Mascarilla ‘forever’
Quizás, ya acostumbrados, no sea mala idea llevar la cara tapada para siempre
El infierno son los otros, y sus juguillos también. Por alguna razón, entiendo que biológica, nos dan asco los fluidos de las otras personas, a no ser que esas personas nos sean muy queridas, en cuyo caso no nos importa ingerir todo aquello que segrega su organismo, incluso con gusto.
Durante la pandemia hemos aprendido a defendernos de todo lo que un ser humano vuelca en la atmósfera en el ejercicio de sus funciones vitales. La mascarilla, pasados los meses, ya no se ve como un elemento extraño sino como un componente más de nuestra cotidianidad. Incluso, según su estampado, como un complemento de moda, como una forma de adornar nuestro rostro o reafirmar nuestra personalidad, ya sea con una bandera de España, un arco iris LGTB o una sonrisa del Guy Fawkes de V de Vendetta. Yo ya estoy en un punto de comunión que, al regresar de la calle, puedo estar horas por casa con ella puesta sin advertirlo. No sé dónde acaba mi máscara y empieza mi mascarilla: total, con la edad se le va a uno poniendo cara de otra persona.
Supongo que nadie quiere pillar el virus a deshora, ser ese al que entuban en los últimos compases de la tragedia, el último que cierra justo cuando ya tocaba vacunarse.

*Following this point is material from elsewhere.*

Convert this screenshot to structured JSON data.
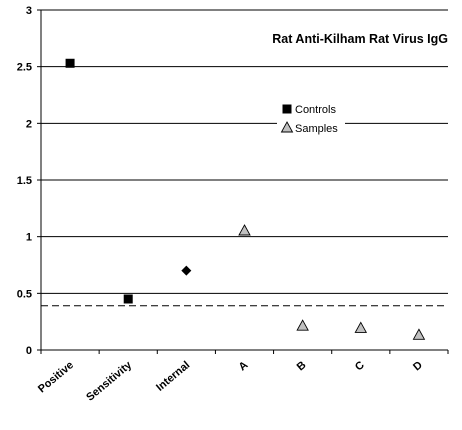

Ya no es obligatorio llevar mascarilla al aire libre, siempre y cuando uno guarde las distancias, pero anda todo el mundo alucinado porque la gente, mucha gente, sigue cubriéndose el rostro. El sábado, día de la “liberación”, nos despertamos y el dinosaurio seguía ahí. Se esperaba que la gente se arrancara la mascarilla y saliera a toser por doquier, encima de sus vecinos, con la misma furia con la que se asediaron las terrazas o con la que se formaron atascos para escapar en cuanto se pudo, pero en esta ocasión la población se mostró mucho más sosegada y prudente, y mira que el “bozal” ha resultado odioso a algunos. Está muy bien cambiar esa imagen de teenager caprichoso que se le ha pintado a la ciudadanía, supuestamente más preocupada por el cachondeo que por el civismo. Al ver a los abnegados vecinos caminar, muy dignos, con la mascarilla puesta, se percibe al país de otra manera.
Supongo que nadie quiere pillar el virus a deshora, ser ese al que entuban en los últimos compases de la tragedia, el último que cierra justo cuando ya tocaba vacunarse. No tengo muchas ganas de desenmascarillarme: siempre vi a los asiáticos enmascarados como un ejemplo de civilización y modernidad. Como Michael Jackson o Bad Bunny, verdaderos adelantados a su tiempo en el uso del tapabocas.
Eso sin contar el anonimato parcial que proporciona la prenda, ideal para no saludar a personas que uno prefiere evitar, librarse de los anacrónicos besos en las mejillas o cometer impunemente pequeños delitos. Pero, sobre todo, porque he imaginado durante todos estos meses los barreños llenos de gotículas, babas y salivillas ajenas que he evitado tragarme y ahora la idea me parece sencillamente repugnante.